The Cymbidium mosaic virus starts out by infecting the host through a wound on the plant. Generally this wound occurs through plant propagation using contaminated cutting tools. Once inside the orchid, the virion uncoats, binds its coat protein to the host on the 5’ SL 1 RNA stem loop and begins incorporating its RNA into it. This allows for the host cell to begin producing virus particles. The virus then begins infecting reading frames such as TGB1, TGB 2, and TGB 3, each of which aid in the virus's ability to spread from cell-to-cell in the orchid. When the virus infects TGB 1, it allows for the virus to move easily through the plasmodesmata. After the virus infects TGB 2 and TGB 3, it allows for the virus to begin moving through each of the orchid cells' endoplasmic reticulum. Affecting these sites allows for the virus to move easily through each of the plant cells. Overall, the monopartite, positive, sRNA from the virion connects its 3’ tail with that of the host's 5’ RNA. Translations will continue to occur, and disassemble from the 5’ end of the virion. With more of the virions circulating throughout the host, it only takes another wound from a cutting tool to begin infecting another orchid.

==Environment==
When cultivated in a greenhouse or commercially, the virus is spread mechanically if tools used in cultivation are not properly sanitized.
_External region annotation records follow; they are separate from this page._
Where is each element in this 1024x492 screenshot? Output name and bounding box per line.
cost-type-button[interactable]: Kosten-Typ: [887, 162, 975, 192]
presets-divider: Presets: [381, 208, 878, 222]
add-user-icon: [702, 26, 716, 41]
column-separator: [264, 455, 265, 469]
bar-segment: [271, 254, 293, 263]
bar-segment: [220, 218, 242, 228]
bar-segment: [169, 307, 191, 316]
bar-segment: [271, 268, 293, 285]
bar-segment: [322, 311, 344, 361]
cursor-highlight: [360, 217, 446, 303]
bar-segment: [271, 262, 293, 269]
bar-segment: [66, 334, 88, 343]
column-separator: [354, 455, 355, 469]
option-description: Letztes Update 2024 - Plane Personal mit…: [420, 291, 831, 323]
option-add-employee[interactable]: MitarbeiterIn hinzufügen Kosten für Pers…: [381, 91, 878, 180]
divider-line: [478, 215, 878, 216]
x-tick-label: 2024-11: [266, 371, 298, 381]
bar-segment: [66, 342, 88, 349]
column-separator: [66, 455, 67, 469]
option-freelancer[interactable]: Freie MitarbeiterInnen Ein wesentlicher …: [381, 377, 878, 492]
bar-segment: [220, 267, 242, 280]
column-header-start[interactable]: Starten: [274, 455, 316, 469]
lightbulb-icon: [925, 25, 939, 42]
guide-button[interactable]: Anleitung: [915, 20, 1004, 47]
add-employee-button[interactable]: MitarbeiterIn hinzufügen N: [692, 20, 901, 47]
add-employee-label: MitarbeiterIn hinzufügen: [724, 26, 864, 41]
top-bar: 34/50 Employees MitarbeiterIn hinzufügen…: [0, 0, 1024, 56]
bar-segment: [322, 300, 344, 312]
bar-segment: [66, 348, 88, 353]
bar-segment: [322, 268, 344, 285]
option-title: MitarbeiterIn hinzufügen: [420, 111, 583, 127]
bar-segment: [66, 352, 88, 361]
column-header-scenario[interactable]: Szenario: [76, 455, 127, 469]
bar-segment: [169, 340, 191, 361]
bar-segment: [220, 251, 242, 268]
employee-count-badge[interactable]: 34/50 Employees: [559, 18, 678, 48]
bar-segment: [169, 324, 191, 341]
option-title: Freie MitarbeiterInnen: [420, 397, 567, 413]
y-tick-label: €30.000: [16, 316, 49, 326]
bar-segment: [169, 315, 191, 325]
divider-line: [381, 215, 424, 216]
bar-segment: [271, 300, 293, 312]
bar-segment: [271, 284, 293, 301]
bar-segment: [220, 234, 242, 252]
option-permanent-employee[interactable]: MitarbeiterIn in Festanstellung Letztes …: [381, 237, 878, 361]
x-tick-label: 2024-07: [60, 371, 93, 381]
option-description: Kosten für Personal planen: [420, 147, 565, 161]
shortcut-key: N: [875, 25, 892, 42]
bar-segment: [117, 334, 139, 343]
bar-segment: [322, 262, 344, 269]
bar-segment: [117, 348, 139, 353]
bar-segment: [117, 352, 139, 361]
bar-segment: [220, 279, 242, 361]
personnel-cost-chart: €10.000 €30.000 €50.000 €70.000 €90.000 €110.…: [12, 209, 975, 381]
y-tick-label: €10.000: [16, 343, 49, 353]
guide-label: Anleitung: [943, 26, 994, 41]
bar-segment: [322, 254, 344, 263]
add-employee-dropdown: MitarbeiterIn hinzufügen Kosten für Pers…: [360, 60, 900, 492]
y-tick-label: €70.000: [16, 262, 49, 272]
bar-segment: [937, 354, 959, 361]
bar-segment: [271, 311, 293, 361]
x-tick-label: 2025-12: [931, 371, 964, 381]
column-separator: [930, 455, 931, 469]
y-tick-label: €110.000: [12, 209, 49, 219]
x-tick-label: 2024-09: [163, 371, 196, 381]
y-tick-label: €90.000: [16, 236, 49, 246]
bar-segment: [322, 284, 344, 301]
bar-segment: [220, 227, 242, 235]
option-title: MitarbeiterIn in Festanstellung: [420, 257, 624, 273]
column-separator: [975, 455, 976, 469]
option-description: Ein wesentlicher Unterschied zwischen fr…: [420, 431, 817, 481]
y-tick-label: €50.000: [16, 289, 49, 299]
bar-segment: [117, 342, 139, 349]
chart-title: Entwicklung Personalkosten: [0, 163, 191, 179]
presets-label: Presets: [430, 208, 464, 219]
The virus exists systemically within the plant, and persists in sap that can be spread by such methods. In the wild, the virus is most likely spread by insect vectors. A different orchid virus, the orchid fleck virus, may be transmitted by the Brevipalpus mite. There is also evidence that cockroaches are able to transmit CymMV.

==Management==
There is no way to cure a plant that has the virus. The only thing to do once a plant is infected is to destroy it. The best management solution is to prevent the spread of disease. This is accomplished through effective disinfection of tools used in cultivation, including any plastic containers and razor blades. Autoclaving, flaming, and chemical treatment with trisodium phosphate and bleach solution are traditional methods for disinfection. The use of Streptomyces culture filtrate, which has also been shown to disinfect mad cow disease-causing prions, is another promising disinfectant. This method is shown to be effective in removing the virus from various tools, human nails, and orchid seeds. Another possible management strategy is development of plant resistance. An attempt to transform a mutant CymMV movement protein gene into Dendrobium orchids was slightly successful (9 of 259 plants were resistant and expressed the marker gene); the success of transformations actually conferring resistance appears to be related to a post-transcriptional gene silencing mechanism.